Objective: To describe the development of OpenLESS, examine the validity against expert rater LESS scores in healthy and clinically relevant cohorts, and assess the intersession reliability collected across four time points in an athlete cohort.
Design: Observational.
Participants: 92 participants (72 females and 20 males, mean age 23.3 years) from healthy, post-anterior cruciate ligament reconstruction (ACLR; median 33 months since surgery), and amateur athlete cohorts.
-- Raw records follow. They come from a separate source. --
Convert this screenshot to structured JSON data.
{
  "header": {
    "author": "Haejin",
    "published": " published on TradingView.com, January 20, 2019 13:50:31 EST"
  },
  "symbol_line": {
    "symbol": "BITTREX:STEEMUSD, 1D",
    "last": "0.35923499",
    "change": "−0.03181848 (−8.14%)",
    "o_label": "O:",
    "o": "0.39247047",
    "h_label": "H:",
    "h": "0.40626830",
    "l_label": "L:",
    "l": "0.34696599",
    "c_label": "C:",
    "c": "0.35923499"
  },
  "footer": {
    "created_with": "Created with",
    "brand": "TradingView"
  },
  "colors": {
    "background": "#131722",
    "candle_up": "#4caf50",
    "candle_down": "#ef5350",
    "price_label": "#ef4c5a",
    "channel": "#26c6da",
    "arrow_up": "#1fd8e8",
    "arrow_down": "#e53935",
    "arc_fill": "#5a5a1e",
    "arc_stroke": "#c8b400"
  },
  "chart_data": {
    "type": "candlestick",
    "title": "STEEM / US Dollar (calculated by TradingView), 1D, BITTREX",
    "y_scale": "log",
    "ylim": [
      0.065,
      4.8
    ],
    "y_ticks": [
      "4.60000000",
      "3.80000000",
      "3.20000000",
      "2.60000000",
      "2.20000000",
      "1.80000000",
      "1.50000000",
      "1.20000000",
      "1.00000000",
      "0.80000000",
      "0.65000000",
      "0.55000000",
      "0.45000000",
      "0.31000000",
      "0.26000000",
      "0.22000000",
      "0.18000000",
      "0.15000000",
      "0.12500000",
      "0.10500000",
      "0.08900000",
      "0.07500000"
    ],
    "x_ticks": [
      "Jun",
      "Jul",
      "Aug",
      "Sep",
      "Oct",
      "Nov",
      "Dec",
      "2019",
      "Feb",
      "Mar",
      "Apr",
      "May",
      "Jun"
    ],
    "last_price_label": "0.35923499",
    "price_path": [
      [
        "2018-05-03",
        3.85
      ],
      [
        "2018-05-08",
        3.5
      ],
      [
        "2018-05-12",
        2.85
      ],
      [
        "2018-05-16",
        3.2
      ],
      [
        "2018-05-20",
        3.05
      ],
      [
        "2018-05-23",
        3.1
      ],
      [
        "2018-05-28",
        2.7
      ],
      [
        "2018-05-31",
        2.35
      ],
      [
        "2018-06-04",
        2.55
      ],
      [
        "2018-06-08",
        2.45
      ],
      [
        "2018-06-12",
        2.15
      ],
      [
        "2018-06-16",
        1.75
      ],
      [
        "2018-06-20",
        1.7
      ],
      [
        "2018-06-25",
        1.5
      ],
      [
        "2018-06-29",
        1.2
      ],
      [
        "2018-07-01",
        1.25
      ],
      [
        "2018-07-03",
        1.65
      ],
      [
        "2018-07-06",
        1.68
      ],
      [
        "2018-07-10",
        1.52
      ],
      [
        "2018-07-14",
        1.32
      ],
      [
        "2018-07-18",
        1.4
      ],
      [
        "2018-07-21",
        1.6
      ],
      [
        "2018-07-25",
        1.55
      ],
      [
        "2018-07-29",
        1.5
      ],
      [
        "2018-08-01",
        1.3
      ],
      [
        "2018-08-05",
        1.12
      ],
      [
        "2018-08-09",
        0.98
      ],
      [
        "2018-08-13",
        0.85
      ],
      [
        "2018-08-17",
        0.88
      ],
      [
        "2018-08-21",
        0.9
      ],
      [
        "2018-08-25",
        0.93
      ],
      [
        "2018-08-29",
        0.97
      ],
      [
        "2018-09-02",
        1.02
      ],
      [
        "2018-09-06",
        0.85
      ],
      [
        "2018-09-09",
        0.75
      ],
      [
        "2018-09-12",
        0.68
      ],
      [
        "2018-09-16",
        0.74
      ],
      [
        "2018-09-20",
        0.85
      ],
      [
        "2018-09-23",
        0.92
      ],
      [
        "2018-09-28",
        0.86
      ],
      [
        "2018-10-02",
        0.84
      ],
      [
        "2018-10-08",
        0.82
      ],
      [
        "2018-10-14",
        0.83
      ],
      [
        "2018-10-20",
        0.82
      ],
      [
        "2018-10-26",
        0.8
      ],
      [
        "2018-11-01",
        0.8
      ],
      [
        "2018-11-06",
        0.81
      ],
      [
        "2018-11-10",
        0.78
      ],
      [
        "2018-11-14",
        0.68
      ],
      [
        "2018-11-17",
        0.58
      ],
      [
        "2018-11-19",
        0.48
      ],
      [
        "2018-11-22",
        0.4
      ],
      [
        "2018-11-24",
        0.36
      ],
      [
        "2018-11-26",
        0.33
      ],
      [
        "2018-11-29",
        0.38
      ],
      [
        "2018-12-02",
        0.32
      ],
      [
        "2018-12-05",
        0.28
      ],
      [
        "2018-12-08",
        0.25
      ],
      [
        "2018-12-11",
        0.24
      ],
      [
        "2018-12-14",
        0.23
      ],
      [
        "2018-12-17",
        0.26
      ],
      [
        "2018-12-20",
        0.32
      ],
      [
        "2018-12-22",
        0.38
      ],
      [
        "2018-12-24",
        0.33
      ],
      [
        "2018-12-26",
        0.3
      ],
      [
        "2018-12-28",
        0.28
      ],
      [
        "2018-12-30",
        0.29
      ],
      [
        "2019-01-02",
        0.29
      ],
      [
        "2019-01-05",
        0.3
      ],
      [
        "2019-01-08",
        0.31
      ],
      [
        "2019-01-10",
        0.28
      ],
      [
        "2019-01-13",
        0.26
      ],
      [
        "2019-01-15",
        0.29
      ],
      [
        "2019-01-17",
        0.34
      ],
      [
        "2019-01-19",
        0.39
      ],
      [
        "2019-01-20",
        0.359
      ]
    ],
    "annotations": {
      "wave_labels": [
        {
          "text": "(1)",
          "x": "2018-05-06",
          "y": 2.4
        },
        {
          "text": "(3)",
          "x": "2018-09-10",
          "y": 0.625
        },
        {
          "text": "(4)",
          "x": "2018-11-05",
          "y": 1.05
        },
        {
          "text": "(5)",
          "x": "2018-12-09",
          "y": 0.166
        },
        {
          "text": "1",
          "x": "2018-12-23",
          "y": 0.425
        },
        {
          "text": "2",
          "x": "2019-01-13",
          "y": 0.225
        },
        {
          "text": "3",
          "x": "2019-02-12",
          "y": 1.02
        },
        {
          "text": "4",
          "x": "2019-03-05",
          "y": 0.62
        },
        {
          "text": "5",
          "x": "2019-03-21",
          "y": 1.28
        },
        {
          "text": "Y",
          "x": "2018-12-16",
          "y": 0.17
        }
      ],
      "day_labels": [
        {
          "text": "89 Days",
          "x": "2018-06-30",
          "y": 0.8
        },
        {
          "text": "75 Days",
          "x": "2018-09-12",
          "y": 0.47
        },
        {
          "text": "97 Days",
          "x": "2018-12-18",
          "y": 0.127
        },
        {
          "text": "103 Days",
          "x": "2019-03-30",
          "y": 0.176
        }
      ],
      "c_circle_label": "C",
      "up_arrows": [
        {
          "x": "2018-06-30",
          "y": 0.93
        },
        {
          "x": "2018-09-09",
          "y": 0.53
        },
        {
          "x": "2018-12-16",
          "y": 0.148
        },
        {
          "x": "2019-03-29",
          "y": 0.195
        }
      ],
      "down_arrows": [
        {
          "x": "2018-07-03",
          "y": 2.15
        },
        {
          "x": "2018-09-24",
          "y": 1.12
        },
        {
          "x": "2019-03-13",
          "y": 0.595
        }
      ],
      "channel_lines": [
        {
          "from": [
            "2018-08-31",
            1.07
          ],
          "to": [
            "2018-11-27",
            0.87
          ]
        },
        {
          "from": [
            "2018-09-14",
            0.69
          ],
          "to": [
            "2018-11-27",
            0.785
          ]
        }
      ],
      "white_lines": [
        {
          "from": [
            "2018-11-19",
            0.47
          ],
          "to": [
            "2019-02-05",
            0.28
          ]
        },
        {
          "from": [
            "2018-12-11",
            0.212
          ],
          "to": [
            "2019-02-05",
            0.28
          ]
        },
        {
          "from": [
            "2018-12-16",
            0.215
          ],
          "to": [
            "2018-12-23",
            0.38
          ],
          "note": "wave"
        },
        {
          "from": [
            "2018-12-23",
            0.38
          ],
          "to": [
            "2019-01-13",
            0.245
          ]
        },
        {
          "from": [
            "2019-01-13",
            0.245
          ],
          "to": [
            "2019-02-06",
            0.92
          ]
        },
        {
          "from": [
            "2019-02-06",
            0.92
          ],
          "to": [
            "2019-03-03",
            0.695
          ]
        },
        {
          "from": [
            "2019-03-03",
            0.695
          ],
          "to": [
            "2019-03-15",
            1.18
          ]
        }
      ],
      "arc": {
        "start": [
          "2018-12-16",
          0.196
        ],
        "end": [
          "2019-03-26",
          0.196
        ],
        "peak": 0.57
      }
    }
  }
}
Main outcome measures: A software package, "OpenLESS," was developed to interpret movement quality (LESS score) from kinematics captured from markerless motion capture. Validity and reliability were assessed with intraclass correlation coefficients (ICC), standard error of measure (SEM), and minimal detectable change (MDC).
Results: OpenLESS agreed well with expert rater LESS scores for healthy (ICC 2, k =0.79) and clinically relevant, post-ACLR cohorts (ICC 2, k =0.88). The automated OpenLESS system reduced scoring time, processing all 159 trials in under 15 minutes compared to the 18.5 hours (7 minutes per trial) required for manual expert rater scoring. When tested outside laboratory conditions, OpenLESS showed excellent reliability across repeated sessions (ICC 2, k >0.89), with a SEM of 0.98 errors and MDC of 2.72 errors.
Conclusion: OpenLESS shows promise as an efficient, automated tool for clinically assessing jump-landing quality, with good validity versus experts in healthy and post-ACLR populations, and excellent field reliability, addressing the need for objective movement analysis.
Key points: OpenLESS accurately detected jump-landing events (ICC>0.99) using markerless motion capture, validating its use as an alternative to laboratory-based force plate measurements.The automated scoring system showed good agreement with expert raters in healthy (ICC=0.79) and post-ACLR (ICC=0.88) populations.OpenLESS demonstrated good to excellent test-retest reliability (ICC=0.89) across multiple testing sessions, with minimal score variation, supporting its utility for longitudinal movement assessment.